I came to the print shop this afternoon to, well, print something. But in cleaning up around the press I encountered a sheaf of 11”x17” scrap paper, previously used for packing on the press, that cried out for upcycling. So I launched into an epic procrastination.
I started by trimming the paper down to 4”x5½” pieces. I stacked them up and used my cordless electric drill to punch 3 holes along the top.

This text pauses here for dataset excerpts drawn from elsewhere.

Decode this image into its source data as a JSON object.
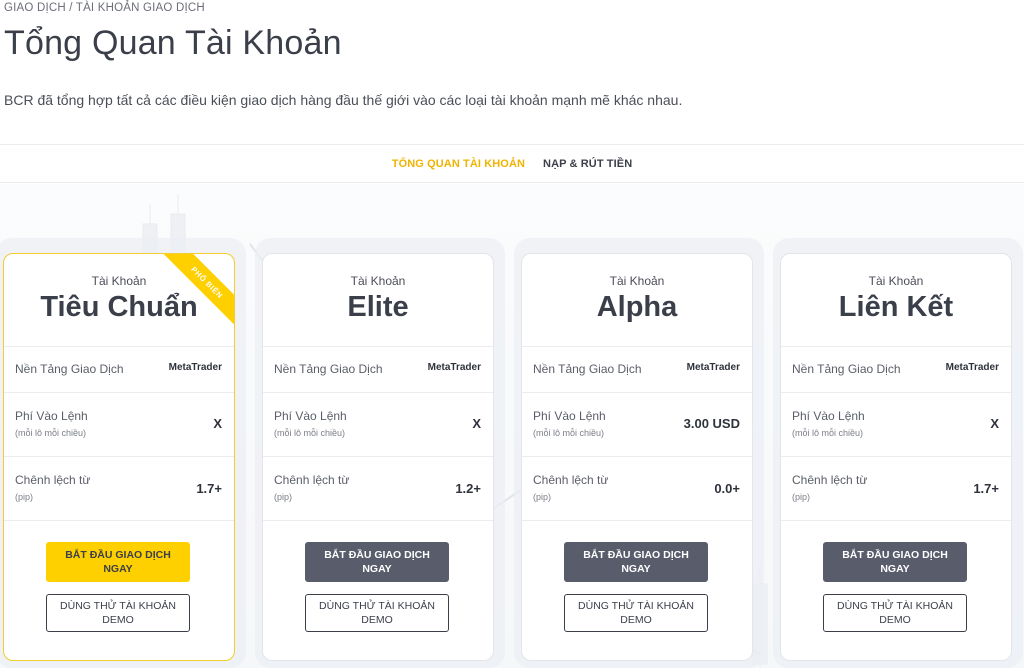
{
  "breadcrumb": "GIAO DỊCH / TÀI KHOẢN GIAO DỊCH",
  "page_title": "Tổng Quan Tài Khoản",
  "intro": "BCR đã tổng hợp tất cả các điều kiện giao dịch hàng đầu thế giới vào các loại tài khoản mạnh mẽ khác nhau.",
  "tabs": [
    {
      "label": "TỔNG QUAN TÀI KHOẢN"
    },
    {
      "label": "NẠP & RÚT TIỀN"
    }
  ],
  "colors": {
    "accent": "#ffd000",
    "tab_active": "#f0b400",
    "dark_button": "#585c6b"
  },
  "cards": [
    {
      "kicker": "Tài Khoản",
      "name": "Tiêu Chuẩn",
      "badge": "PHỔ BIẾN",
      "platform_label": "Nền Tảng Giao Dịch",
      "platform_value": "MetaTrader",
      "fee_label": "Phí Vào Lệnh",
      "fee_sub": "(mỗi lô mỗi chiều)",
      "fee_value": "X",
      "spread_label": "Chênh lệch từ",
      "spread_sub": "(pip)",
      "spread_value": "1.7+",
      "cta": "BẮT ĐẦU GIAO DỊCH NGAY",
      "demo": "DÙNG THỬ TÀI KHOẢN DEMO"
    },
    {
      "kicker": "Tài Khoản",
      "name": "Elite",
      "platform_label": "Nền Tảng Giao Dịch",
      "platform_value": "MetaTrader",
      "fee_label": "Phí Vào Lệnh",
      "fee_sub": "(mỗi lô mỗi chiều)",
      "fee_value": "X",
      "spread_label": "Chênh lệch từ",
      "spread_sub": "(pip)",
      "spread_value": "1.2+",
      "cta": "BẮT ĐẦU GIAO DỊCH NGAY",
      "demo": "DÙNG THỬ TÀI KHOẢN DEMO"
    },
    {
      "kicker": "Tài Khoản",
      "name": "Alpha",
      "platform_label": "Nền Tảng Giao Dịch",
      "platform_value": "MetaTrader",
      "fee_label": "Phí Vào Lệnh",
      "fee_sub": "(mỗi lô mỗi chiều)",
      "fee_value": "3.00 USD",
      "spread_label": "Chênh lệch từ",
      "spread_sub": "(pip)",
      "spread_value": "0.0+",
      "cta": "BẮT ĐẦU GIAO DỊCH NGAY",
      "demo": "DÙNG THỬ TÀI KHOẢN DEMO"
    },
    {
      "kicker": "Tài Khoản",
      "name": "Liên Kết",
      "platform_label": "Nền Tảng Giao Dịch",
      "platform_value": "MetaTrader",
      "fee_label": "Phí Vào Lệnh",
      "fee_sub": "(mỗi lô mỗi chiều)",
      "fee_value": "X",
      "spread_label": "Chênh lệch từ",
      "spread_sub": "(pip)",
      "spread_value": "1.7+",
      "cta": "BẮT ĐẦU GIAO DỊCH NGAY",
      "demo": "DÙNG THỬ TÀI KHOẢN DEMO"
    }
  ]
}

Next I set up the lettepress with a piece of “perf bar,” hardened steel teeth that can punch a perforation in paper. It’s used on the letterpress just as if you were printing, except there’s piece of steel on the taped to the platen to avoid damaging it:

I stuck two pieces of sproingy white foam behind the perf bar to push the perforated pieces of paper off the teeth after perforation; otherwise they get stuck in the teeth, and I need to stop the press and peel them out.
As a final step, I assembled everything together—two covers made from upcycled tympan paper, the perforated pieces of paper—and bound it all together using three 1” screw posts (I credit Elmine and Ton with turning me on to this way of binding).


It was a two hour project from start to finish, and I never did get to do the printing I’d intended to do. But it was the kind of fanciful procrastination that makes creativity creativitying.
Meanwhile, across the studio, Lisa was engaged in her own flights of creative exploration.